Convoqué dans le cadre d’une procédure judiciaire en cours, l’ancien journaliste et acteur politique s’était présenté plus tôt dans la journée, accompagné de ses avocats, pour répondre aux questions des enquêteurs du Service des enquêtes générales.


Quatre chefs d’accusation retenus

À l’issue de cette première phase d’audition, les autorités judiciaires ont notifié à Assalé Tiémoko Antoine plusieurs chefs d’accusation, à savoir :

  • Trouble à l’ordre public
  • Incitation à la révolte
  • Discrédit sur les institutions de la République
  • Diffusion de fausses nouvelles

Ces accusations s’inscrivent dans un contexte politique marqué par des tensions récurrentes autour de la liberté d’expression et du débat public en Côte d’Ivoire.


Pas de garde à vue, décision attendue du procureur

Malgré la durée exceptionnelle de l’audition, aucune mesure de garde à vue n’a été prononcée à ce stade. La suite de la procédure dépend désormais de la décision du procureur de la République, qui devra déterminer les éventuelles poursuites à engager.

Dans un communiqué publié à l’issue de cette audition, le mouvement ADCI a indiqué que son président « a toujours exercé ses fonctions dans le strict respect de la légalité républicaine » et a affirmé sa volonté de contester les accusations par les voies légales.

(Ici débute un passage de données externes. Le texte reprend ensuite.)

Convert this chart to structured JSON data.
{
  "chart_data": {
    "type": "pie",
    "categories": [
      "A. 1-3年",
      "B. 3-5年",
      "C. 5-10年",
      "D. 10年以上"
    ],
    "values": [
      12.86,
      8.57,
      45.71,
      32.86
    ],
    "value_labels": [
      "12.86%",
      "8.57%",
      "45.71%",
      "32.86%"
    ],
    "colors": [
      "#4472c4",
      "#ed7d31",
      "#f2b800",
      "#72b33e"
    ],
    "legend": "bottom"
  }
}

Un appel au calme et à la mobilisation

Tout en dénonçant une possible instrumentalisation politique de cette procédure, l’ADCI a appelé ses militants et sympathisants à faire preuve de sérénité, tout en restant mobilisés. Le mouvement rappelle également le principe de la présomption d’innocence, soulignant qu’une notification d’accusation ne constitue ni une preuve de culpabilité ni une condamnation.

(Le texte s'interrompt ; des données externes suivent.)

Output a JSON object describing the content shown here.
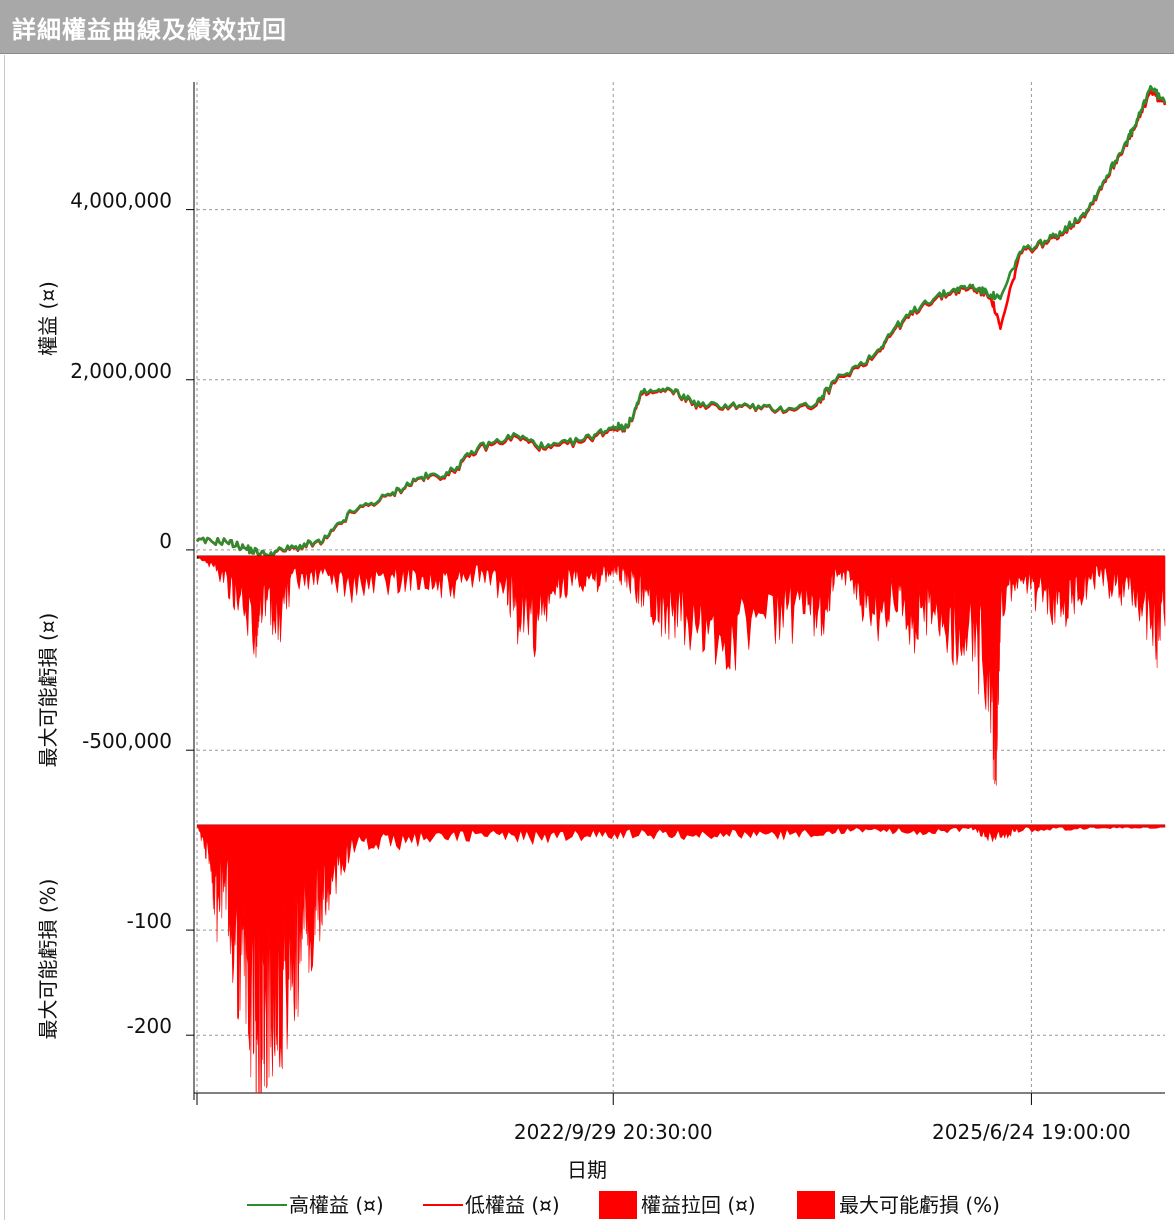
{
  "window": {
    "title": "詳細權益曲線及績效拉回"
  },
  "chart_data": [
    {
      "type": "line",
      "panel": "equity",
      "ylabel": "權益 (¤)",
      "yticks": [
        "4,000,000",
        "2,000,000",
        "0"
      ],
      "ytick_values": [
        4000000,
        2000000,
        0
      ],
      "ylim": [
        -60000,
        5500000
      ],
      "series": [
        {
          "name": "高權益 (¤)",
          "color": "#2e8b2e",
          "points": [
            [
              0,
              100000
            ],
            [
              0.03,
              100000
            ],
            [
              0.05,
              20000
            ],
            [
              0.07,
              -50000
            ],
            [
              0.1,
              30000
            ],
            [
              0.13,
              100000
            ],
            [
              0.16,
              450000
            ],
            [
              0.2,
              650000
            ],
            [
              0.23,
              850000
            ],
            [
              0.26,
              900000
            ],
            [
              0.29,
              1200000
            ],
            [
              0.33,
              1350000
            ],
            [
              0.36,
              1200000
            ],
            [
              0.4,
              1300000
            ],
            [
              0.43,
              1450000
            ],
            [
              0.445,
              1450000
            ],
            [
              0.46,
              1850000
            ],
            [
              0.49,
              1880000
            ],
            [
              0.52,
              1700000
            ],
            [
              0.56,
              1700000
            ],
            [
              0.6,
              1650000
            ],
            [
              0.64,
              1720000
            ],
            [
              0.66,
              2000000
            ],
            [
              0.7,
              2300000
            ],
            [
              0.72,
              2600000
            ],
            [
              0.75,
              2900000
            ],
            [
              0.78,
              3050000
            ],
            [
              0.8,
              3100000
            ],
            [
              0.82,
              3000000
            ],
            [
              0.83,
              2950000
            ],
            [
              0.85,
              3500000
            ],
            [
              0.88,
              3650000
            ],
            [
              0.9,
              3800000
            ],
            [
              0.92,
              4000000
            ],
            [
              0.94,
              4400000
            ],
            [
              0.96,
              4800000
            ],
            [
              0.97,
              5000000
            ],
            [
              0.985,
              5450000
            ],
            [
              1.0,
              5250000
            ]
          ]
        },
        {
          "name": "低權益 (¤)",
          "color": "#ff0000",
          "points": [
            [
              0,
              100000
            ],
            [
              0.03,
              100000
            ],
            [
              0.05,
              20000
            ],
            [
              0.07,
              -60000
            ],
            [
              0.1,
              20000
            ],
            [
              0.13,
              90000
            ],
            [
              0.16,
              440000
            ],
            [
              0.2,
              640000
            ],
            [
              0.23,
              840000
            ],
            [
              0.26,
              880000
            ],
            [
              0.29,
              1180000
            ],
            [
              0.33,
              1330000
            ],
            [
              0.36,
              1180000
            ],
            [
              0.4,
              1280000
            ],
            [
              0.43,
              1430000
            ],
            [
              0.445,
              1440000
            ],
            [
              0.46,
              1830000
            ],
            [
              0.49,
              1870000
            ],
            [
              0.52,
              1680000
            ],
            [
              0.56,
              1690000
            ],
            [
              0.6,
              1640000
            ],
            [
              0.64,
              1700000
            ],
            [
              0.66,
              1980000
            ],
            [
              0.7,
              2280000
            ],
            [
              0.72,
              2580000
            ],
            [
              0.75,
              2880000
            ],
            [
              0.78,
              3030000
            ],
            [
              0.8,
              3080000
            ],
            [
              0.82,
              2980000
            ],
            [
              0.83,
              2600000
            ],
            [
              0.85,
              3480000
            ],
            [
              0.88,
              3630000
            ],
            [
              0.9,
              3780000
            ],
            [
              0.92,
              3980000
            ],
            [
              0.94,
              4380000
            ],
            [
              0.96,
              4780000
            ],
            [
              0.97,
              4980000
            ],
            [
              0.985,
              5400000
            ],
            [
              1.0,
              5230000
            ]
          ]
        }
      ]
    },
    {
      "type": "area",
      "panel": "drawdown",
      "ylabel": "最大可能虧損 (¤)",
      "yticks": [
        "-500,000"
      ],
      "ytick_values": [
        -500000
      ],
      "ylim": [
        -690000,
        0
      ],
      "series": [
        {
          "name": "權益拉回 (¤)",
          "color": "#ff0000",
          "points": [
            [
              0,
              0
            ],
            [
              0.02,
              -40000
            ],
            [
              0.04,
              -120000
            ],
            [
              0.06,
              -250000
            ],
            [
              0.065,
              -130000
            ],
            [
              0.08,
              -220000
            ],
            [
              0.1,
              -90000
            ],
            [
              0.13,
              -60000
            ],
            [
              0.16,
              -100000
            ],
            [
              0.2,
              -80000
            ],
            [
              0.23,
              -70000
            ],
            [
              0.26,
              -110000
            ],
            [
              0.29,
              -60000
            ],
            [
              0.32,
              -100000
            ],
            [
              0.33,
              -180000
            ],
            [
              0.35,
              -220000
            ],
            [
              0.37,
              -120000
            ],
            [
              0.39,
              -60000
            ],
            [
              0.41,
              -90000
            ],
            [
              0.43,
              -40000
            ],
            [
              0.445,
              -80000
            ],
            [
              0.46,
              -110000
            ],
            [
              0.48,
              -170000
            ],
            [
              0.5,
              -200000
            ],
            [
              0.53,
              -280000
            ],
            [
              0.56,
              -240000
            ],
            [
              0.6,
              -180000
            ],
            [
              0.63,
              -210000
            ],
            [
              0.65,
              -160000
            ],
            [
              0.66,
              -40000
            ],
            [
              0.68,
              -120000
            ],
            [
              0.7,
              -190000
            ],
            [
              0.72,
              -140000
            ],
            [
              0.74,
              -220000
            ],
            [
              0.76,
              -150000
            ],
            [
              0.78,
              -260000
            ],
            [
              0.8,
              -240000
            ],
            [
              0.82,
              -400000
            ],
            [
              0.825,
              -560000
            ],
            [
              0.83,
              -180000
            ],
            [
              0.85,
              -60000
            ],
            [
              0.87,
              -130000
            ],
            [
              0.89,
              -180000
            ],
            [
              0.91,
              -110000
            ],
            [
              0.93,
              -70000
            ],
            [
              0.95,
              -100000
            ],
            [
              0.97,
              -120000
            ],
            [
              0.99,
              -250000
            ],
            [
              1.0,
              -150000
            ]
          ]
        }
      ]
    },
    {
      "type": "area",
      "panel": "drawdown_pct",
      "ylabel": "最大可能虧損 (%)",
      "yticks": [
        "-100",
        "-200"
      ],
      "ytick_values": [
        -100,
        -200
      ],
      "ylim": [
        -255,
        0
      ],
      "series": [
        {
          "name": "最大可能虧損 (%)",
          "color": "#ff0000",
          "points": [
            [
              0,
              0
            ],
            [
              0.01,
              -30
            ],
            [
              0.02,
              -90
            ],
            [
              0.03,
              -80
            ],
            [
              0.04,
              -140
            ],
            [
              0.05,
              -180
            ],
            [
              0.06,
              -220
            ],
            [
              0.065,
              -250
            ],
            [
              0.07,
              -200
            ],
            [
              0.08,
              -210
            ],
            [
              0.09,
              -190
            ],
            [
              0.1,
              -170
            ],
            [
              0.11,
              -120
            ],
            [
              0.12,
              -110
            ],
            [
              0.13,
              -90
            ],
            [
              0.14,
              -60
            ],
            [
              0.16,
              -25
            ],
            [
              0.2,
              -20
            ],
            [
              0.25,
              -15
            ],
            [
              0.3,
              -12
            ],
            [
              0.35,
              -15
            ],
            [
              0.4,
              -12
            ],
            [
              0.45,
              -10
            ],
            [
              0.5,
              -12
            ],
            [
              0.55,
              -10
            ],
            [
              0.6,
              -12
            ],
            [
              0.65,
              -8
            ],
            [
              0.7,
              -6
            ],
            [
              0.75,
              -8
            ],
            [
              0.8,
              -5
            ],
            [
              0.825,
              -15
            ],
            [
              0.85,
              -6
            ],
            [
              0.9,
              -4
            ],
            [
              0.95,
              -3
            ],
            [
              1.0,
              -4
            ]
          ]
        }
      ]
    }
  ],
  "x_axis": {
    "xlabel": "日期",
    "ticks": [
      "2022/9/29 20:30:00",
      "2025/6/24 19:00:00"
    ],
    "tick_positions": [
      0.43,
      0.862
    ]
  },
  "legend": {
    "position": "bottom",
    "items": [
      {
        "label": "高權益 (¤)",
        "color": "#2e8b2e",
        "kind": "line"
      },
      {
        "label": "低權益 (¤)",
        "color": "#ff0000",
        "kind": "line"
      },
      {
        "label": "權益拉回 (¤)",
        "color": "#ff0000",
        "kind": "box"
      },
      {
        "label": "最大可能虧損 (%)",
        "color": "#ff0000",
        "kind": "box"
      }
    ]
  },
  "grid": true
}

Une affaire à fort enjeu politique

Cette affaire intervient dans un climat politique sensible et pourrait avoir des répercussions sur l’équilibre du débat public. Figure connue pour ses prises de position critiques, Assalé Tiémoko Antoine se retrouve désormais au cœur d’un dossier judiciaire dont l’évolution sera suivie de près, tant par ses partisans que par l’opinion nationale.

Le Bureau exécutif national de l’ADCI a annoncé qu’il assurerait une veille permanente sur l’évolution de la procédure et communiquerait en temps opportun.